About 1,900 employees will be laid off at Dell's factory in Limerick, Ireland, over the next year, with staff reductions starting next month, Dell said. The Limerick facility will continue to coordinate manufacturing, logistics and supply chain-related functions.
Picking up the slack will be Dell's factory in Lodz, Poland, which began producing products such as the Latitude and Inspiron laptops in 2007.
Dell said its Global Innovation Solutions Center and EMEA Command Center will stay in Limerick, and other sales and marketing activities will continue at its Dublin office.
Dell said the changes are part of its three-year, $3 billion cost-reduction plan that has including a review of its supply chain. Dell has been trying to revamp its business as the direct sales model it pioneered lost effectiveness.

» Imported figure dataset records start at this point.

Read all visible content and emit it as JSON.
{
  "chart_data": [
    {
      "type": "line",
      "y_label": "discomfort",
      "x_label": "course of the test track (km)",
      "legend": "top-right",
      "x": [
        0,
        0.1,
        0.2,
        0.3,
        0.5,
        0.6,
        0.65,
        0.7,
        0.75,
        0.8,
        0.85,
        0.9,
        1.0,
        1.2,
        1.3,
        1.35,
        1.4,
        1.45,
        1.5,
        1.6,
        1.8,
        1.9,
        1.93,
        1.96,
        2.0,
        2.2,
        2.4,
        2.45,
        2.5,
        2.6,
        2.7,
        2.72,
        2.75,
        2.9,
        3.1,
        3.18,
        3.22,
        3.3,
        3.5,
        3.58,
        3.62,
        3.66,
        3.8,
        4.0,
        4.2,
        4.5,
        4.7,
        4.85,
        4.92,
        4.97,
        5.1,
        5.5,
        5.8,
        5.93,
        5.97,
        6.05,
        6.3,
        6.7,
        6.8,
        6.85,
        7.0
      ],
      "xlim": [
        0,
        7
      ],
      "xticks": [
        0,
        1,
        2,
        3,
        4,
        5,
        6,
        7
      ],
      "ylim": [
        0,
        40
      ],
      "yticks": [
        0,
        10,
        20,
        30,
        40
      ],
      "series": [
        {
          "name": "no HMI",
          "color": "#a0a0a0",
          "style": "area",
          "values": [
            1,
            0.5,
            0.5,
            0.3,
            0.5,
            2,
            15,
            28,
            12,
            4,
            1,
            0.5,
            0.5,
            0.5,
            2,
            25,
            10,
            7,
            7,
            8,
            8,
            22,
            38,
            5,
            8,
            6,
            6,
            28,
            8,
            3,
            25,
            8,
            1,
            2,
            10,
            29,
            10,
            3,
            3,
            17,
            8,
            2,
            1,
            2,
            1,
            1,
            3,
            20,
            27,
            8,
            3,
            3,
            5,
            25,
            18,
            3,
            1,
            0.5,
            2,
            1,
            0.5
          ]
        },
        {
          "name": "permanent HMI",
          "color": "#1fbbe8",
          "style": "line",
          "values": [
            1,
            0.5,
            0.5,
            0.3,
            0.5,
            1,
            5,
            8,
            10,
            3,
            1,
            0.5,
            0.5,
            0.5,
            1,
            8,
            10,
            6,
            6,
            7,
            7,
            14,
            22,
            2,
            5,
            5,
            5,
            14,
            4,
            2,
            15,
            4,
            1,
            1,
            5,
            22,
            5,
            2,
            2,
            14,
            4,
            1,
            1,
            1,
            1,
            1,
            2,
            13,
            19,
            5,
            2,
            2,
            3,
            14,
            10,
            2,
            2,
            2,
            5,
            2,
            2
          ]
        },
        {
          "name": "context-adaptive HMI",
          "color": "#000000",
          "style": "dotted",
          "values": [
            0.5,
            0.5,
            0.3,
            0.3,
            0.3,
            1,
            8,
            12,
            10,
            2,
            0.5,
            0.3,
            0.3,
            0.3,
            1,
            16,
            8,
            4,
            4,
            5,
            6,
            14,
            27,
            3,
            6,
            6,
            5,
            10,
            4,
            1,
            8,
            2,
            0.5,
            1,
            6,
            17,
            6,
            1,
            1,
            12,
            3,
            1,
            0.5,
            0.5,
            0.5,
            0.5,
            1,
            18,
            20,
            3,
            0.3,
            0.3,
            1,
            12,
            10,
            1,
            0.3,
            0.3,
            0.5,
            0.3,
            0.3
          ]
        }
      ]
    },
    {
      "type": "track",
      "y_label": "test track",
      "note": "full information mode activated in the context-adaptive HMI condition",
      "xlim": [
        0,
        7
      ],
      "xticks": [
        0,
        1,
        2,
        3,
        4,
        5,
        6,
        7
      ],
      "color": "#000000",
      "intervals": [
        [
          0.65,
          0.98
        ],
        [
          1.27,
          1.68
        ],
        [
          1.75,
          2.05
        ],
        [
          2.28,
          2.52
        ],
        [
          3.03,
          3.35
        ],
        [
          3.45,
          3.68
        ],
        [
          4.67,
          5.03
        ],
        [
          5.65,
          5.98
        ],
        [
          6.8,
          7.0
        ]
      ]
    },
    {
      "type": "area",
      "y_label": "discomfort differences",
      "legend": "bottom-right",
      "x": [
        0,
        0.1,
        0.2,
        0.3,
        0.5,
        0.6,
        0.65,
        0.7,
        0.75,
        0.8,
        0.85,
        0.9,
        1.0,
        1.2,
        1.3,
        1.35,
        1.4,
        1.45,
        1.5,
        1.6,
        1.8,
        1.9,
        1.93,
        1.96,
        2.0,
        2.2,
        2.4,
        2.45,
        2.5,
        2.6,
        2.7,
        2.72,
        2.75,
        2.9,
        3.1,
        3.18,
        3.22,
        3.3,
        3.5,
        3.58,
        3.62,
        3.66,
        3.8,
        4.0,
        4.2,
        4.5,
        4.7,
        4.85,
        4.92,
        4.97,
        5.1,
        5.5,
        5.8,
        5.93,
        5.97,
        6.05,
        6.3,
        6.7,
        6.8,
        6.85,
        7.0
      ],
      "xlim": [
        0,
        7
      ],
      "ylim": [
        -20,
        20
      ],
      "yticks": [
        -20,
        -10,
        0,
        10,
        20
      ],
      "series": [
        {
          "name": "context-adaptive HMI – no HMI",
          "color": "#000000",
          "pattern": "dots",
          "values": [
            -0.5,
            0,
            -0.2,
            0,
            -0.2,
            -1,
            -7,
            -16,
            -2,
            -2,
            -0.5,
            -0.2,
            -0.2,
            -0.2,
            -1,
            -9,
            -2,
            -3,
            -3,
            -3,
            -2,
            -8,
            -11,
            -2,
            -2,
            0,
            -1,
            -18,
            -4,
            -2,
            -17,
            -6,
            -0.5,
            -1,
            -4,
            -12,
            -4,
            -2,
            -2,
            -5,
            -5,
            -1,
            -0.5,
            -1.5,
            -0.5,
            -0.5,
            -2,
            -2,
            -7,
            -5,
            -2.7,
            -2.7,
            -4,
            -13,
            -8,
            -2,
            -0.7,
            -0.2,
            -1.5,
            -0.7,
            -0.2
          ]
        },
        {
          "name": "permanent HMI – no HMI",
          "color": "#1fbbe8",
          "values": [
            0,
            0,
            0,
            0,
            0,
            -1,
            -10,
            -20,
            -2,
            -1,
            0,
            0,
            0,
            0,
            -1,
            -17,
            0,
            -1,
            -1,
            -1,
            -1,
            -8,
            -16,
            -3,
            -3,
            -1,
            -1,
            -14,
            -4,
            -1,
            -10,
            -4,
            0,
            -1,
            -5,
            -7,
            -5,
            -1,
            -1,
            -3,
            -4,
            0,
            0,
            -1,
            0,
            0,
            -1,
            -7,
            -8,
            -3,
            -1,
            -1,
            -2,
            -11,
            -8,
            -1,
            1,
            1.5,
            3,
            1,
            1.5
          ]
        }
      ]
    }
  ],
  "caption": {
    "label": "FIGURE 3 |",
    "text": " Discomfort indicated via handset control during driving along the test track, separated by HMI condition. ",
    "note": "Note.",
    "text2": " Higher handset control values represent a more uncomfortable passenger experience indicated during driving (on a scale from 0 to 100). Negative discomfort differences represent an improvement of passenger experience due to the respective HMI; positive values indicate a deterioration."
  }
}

Dell warned in early 2008 that it would cut at least 8,800 jobs in an effort to streamline the company's operations.
Dell has been increasingly trying to move into providing IT services such as infrastructure management to help make up for falling margins on PCs.
Dell's net income and revenue dropped in its third quarter results reported in November, in part due to declining demand. Revenue for the quarter came in at US$15.16 billion, a 3 percent drop compared to its third quarter a year prior, with its net income at $727 million, a 5 percent decline.